- Este jueves 10 de septiembre, Barrio Arriba se llena de aroma a pan recién horneado, puestos, música y familias que mantienen viva una de las tradiciones más queridas de León
Hay tradiciones que no necesitan grandes escenarios para reunir a los leoneses. Este jueves, el aroma del pan recién horneado vuelve a apoderarse de las calles de Barrio Arriba, donde se lleva a cabo la tradicional Fiesta de los Panecitos, una celebración que este 2026 llega a su edición número 130.
La fiesta, también conocida como Fiesta del Pan Chiquito, tiene como protagonista a uno de los alimentos más representativos de León: pequeños panes elaborados especialmente para esta celebración y que las familias pueden comprar, llevar a bendecir y posteriormente compartir en casa.
La celebración está dedicada a San Nicolás de Tolentino y tiene como uno de sus momentos más significativos la bendición de los panecitos en el templo que lleva su nombre. La tradición establece que estos panes se llevan como una petición de salud y bienestar para las familias, además de ser compartidos posteriormente con familiares y personas enfermas.
Un pan pequeño que guarda una gran historia
Aunque los protagonistas son pequeños —pueden encontrarse conchas, cuernitos, donas, mantecadas, orejas, panqués, bolillos y otras variedades—, detrás de cada pieza existe una tradición que ha pasado de generación en generación.
De acuerdo con información histórica difundida sobre la celebración, la costumbre de bendecir el pan en León se remonta a 1896, por lo que este año se cumplen 130 años de esta práctica vinculada con la devoción a San Nicolás de Tolentino.
Con el paso del tiempo, lo que comenzó como una tradición religiosa se convirtió también en una fiesta popular que reúne gastronomía, convivencia y cultura leonesa.
Barrio Arriba se llena de fiesta
Durante este jueves, los alrededores del Jardín Allende y el templo de San Nicolás de Tolentino, así como calles como Aquiles Serdán, Moctezuma y el Callejón de las Mercedes, forman parte del recorrido de quienes acuden en busca de los tradicionales panecitos.
La celebración no se limita al pan. Los visitantes también pueden encontrar antojitos, música, entretenimiento y un ambiente familiar que convierte a Barrio Arriba en un punto de encuentro para quienes buscan disfrutar una tradición profundamente ligada a la identidad de León.

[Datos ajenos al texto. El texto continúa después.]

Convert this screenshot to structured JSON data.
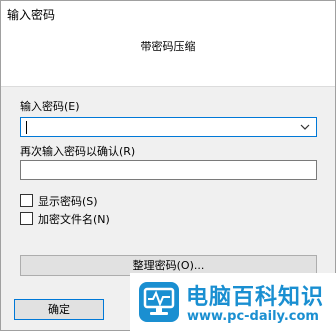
{
  "window": {
    "title": "输入密码",
    "subtitle": "带密码压缩"
  },
  "form": {
    "password_label": "输入密码(E)",
    "password_value": "",
    "confirm_label": "再次输入密码以确认(R)",
    "confirm_value": "",
    "show_password_label": "显示密码(S)",
    "show_password_checked": false,
    "encrypt_filenames_label": "加密文件名(N)",
    "encrypt_filenames_checked": false,
    "organize_button": "整理密码(O)..."
  },
  "buttons": {
    "ok": "确定"
  },
  "watermark": {
    "title": "电脑百科知识",
    "url": "www.pc-daily.com",
    "color": "#1a8fd1"
  }
}
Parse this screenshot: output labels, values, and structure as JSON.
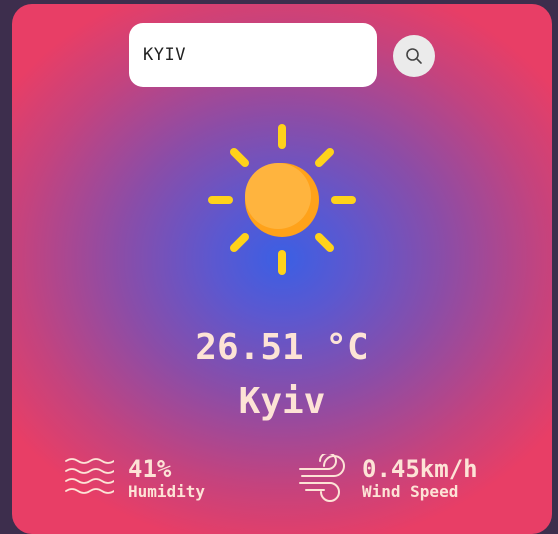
{
  "search": {
    "value": "KYIV",
    "icon": "search-icon"
  },
  "weather": {
    "icon": "sun-icon",
    "temperature": "26.51 °C",
    "city": "Kyiv"
  },
  "stats": {
    "humidity": {
      "icon": "waves-icon",
      "value": "41%",
      "label": "Humidity"
    },
    "wind": {
      "icon": "wind-icon",
      "value": "0.45km/h",
      "label": "Wind Speed"
    }
  },
  "colors": {
    "page_background": "#3d2e4d",
    "gradient_center": "#3b5fe4",
    "gradient_edge": "#e83e66",
    "text": "#fde3d6",
    "sun_body": "#ffb03b",
    "sun_rays": "#ffd21a"
  }
}
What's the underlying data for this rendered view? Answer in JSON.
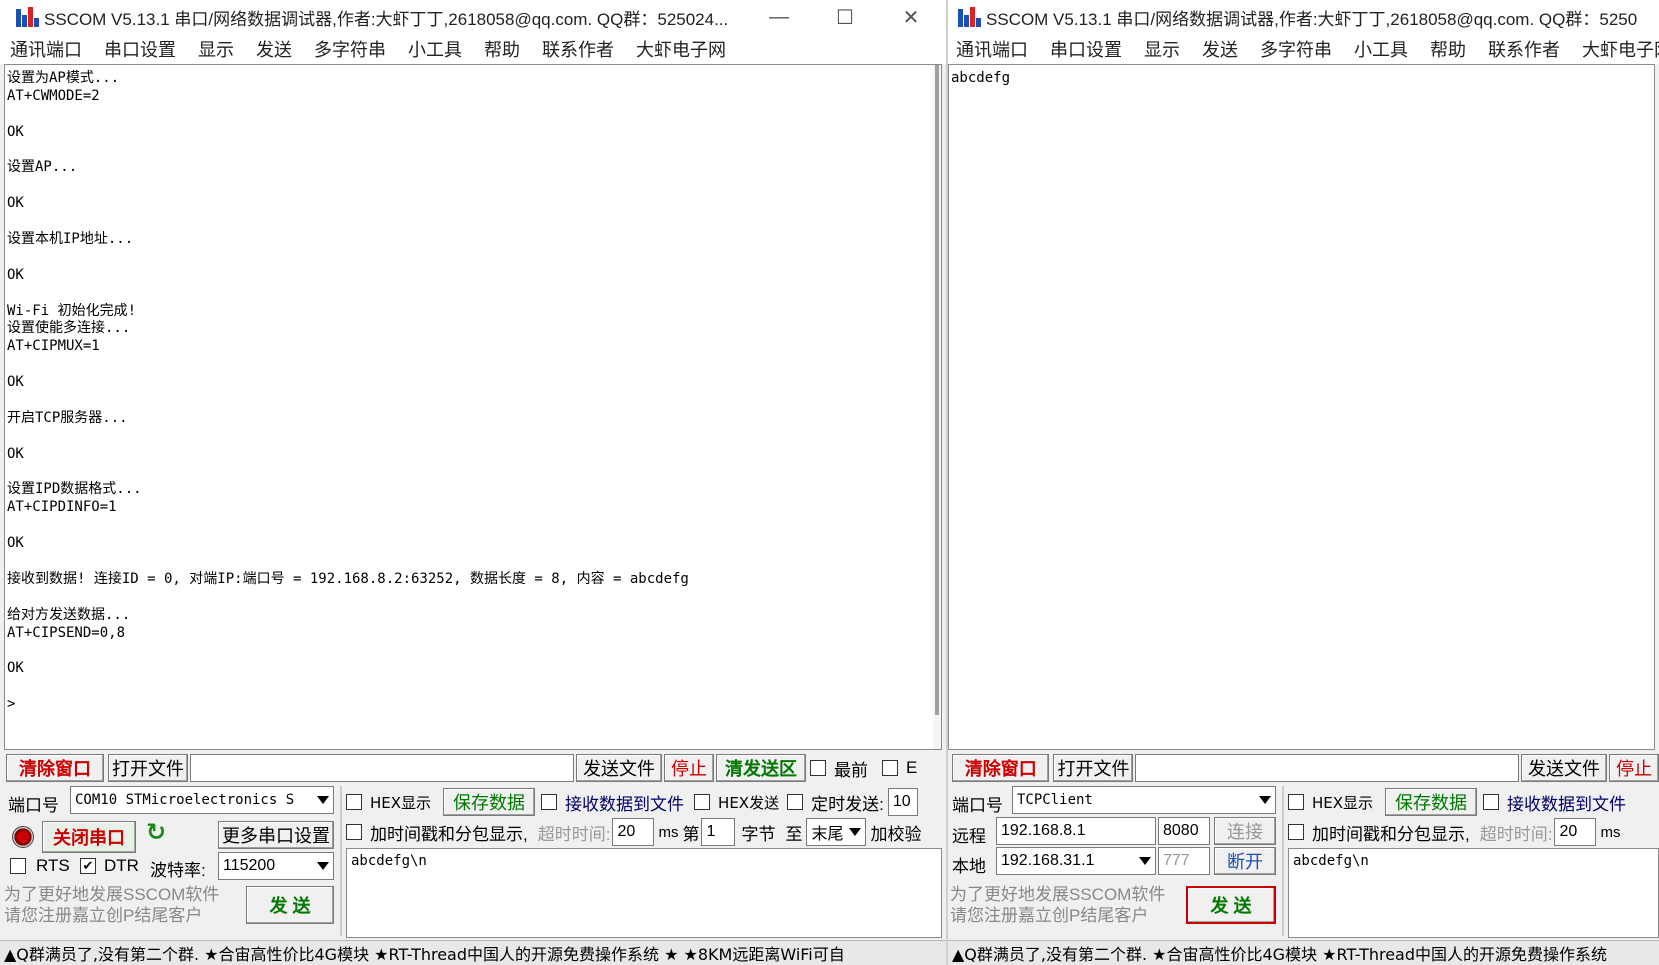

Las actividades de esta edición comenzaron desde las 6:00 de la mañana y se contempla que la celebración se prolongue hasta la medianoche.

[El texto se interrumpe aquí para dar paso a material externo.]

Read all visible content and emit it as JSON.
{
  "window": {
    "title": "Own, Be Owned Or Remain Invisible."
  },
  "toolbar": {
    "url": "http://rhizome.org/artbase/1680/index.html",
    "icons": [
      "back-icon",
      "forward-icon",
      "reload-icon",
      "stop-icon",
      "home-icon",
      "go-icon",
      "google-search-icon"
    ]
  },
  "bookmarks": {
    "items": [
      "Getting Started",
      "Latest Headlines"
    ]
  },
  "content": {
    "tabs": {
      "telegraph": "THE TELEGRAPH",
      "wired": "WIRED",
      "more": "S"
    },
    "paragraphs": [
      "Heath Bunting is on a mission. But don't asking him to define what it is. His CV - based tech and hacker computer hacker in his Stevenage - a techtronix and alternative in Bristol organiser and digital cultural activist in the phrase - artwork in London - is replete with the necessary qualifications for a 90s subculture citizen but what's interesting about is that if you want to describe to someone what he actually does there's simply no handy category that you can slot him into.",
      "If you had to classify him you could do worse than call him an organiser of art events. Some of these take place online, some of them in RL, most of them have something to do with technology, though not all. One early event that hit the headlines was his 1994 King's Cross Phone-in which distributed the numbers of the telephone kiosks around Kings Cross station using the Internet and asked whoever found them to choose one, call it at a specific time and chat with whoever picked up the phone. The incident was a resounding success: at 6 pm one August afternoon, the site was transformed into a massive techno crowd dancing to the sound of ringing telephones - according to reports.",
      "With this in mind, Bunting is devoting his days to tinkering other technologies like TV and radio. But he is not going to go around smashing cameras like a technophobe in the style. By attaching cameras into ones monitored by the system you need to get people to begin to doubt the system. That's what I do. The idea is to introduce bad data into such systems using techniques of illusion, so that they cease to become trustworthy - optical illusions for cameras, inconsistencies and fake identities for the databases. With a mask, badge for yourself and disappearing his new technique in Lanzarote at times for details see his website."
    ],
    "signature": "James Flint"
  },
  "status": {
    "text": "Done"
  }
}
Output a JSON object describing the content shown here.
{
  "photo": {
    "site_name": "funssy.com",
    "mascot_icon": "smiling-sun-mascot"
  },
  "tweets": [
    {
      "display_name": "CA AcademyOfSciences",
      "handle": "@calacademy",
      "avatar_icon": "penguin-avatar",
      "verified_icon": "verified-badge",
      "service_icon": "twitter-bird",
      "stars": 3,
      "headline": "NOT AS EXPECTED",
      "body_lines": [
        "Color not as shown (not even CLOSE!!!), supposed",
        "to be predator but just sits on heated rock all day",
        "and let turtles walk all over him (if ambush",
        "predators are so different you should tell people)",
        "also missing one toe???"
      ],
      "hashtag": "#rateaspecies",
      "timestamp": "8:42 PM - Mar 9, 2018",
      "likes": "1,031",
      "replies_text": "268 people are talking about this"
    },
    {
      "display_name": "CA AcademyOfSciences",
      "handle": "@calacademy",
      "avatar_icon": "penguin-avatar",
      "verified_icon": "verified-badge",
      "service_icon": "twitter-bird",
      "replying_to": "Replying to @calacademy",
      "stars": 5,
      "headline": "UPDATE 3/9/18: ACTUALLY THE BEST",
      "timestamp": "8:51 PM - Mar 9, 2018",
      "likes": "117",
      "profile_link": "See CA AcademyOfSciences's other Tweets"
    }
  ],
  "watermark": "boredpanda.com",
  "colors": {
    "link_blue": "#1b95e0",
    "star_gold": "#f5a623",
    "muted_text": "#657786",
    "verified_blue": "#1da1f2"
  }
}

¿Por qué se llevan a bendecir?
Para muchas familias, comprar una canasta de panecitos no significa solamente llevarse algo rico para comer.
La tradición indica que los pequeños panes son llevados al templo para recibir la bendición y posteriormente se comparten como una forma de pedir y agradecer por la salud de los seres queridos.
Así, entre el olor a pan, el movimiento de los puestos y la convivencia de las familias, la Fiesta del Panecito conserva el sentido que le dio origen: la fe, la esperanza y el deseo de bienestar para quienes más se quiere.
Este jueves, León vuelve a demostrar que algunas de sus tradiciones más importantes no están en los grandes recintos, sino en sus barrios, en sus calles y en esas pequeñas costumbres que año con año pasan de los abuelos a los hijos y de los padres a las nuevas generaciones.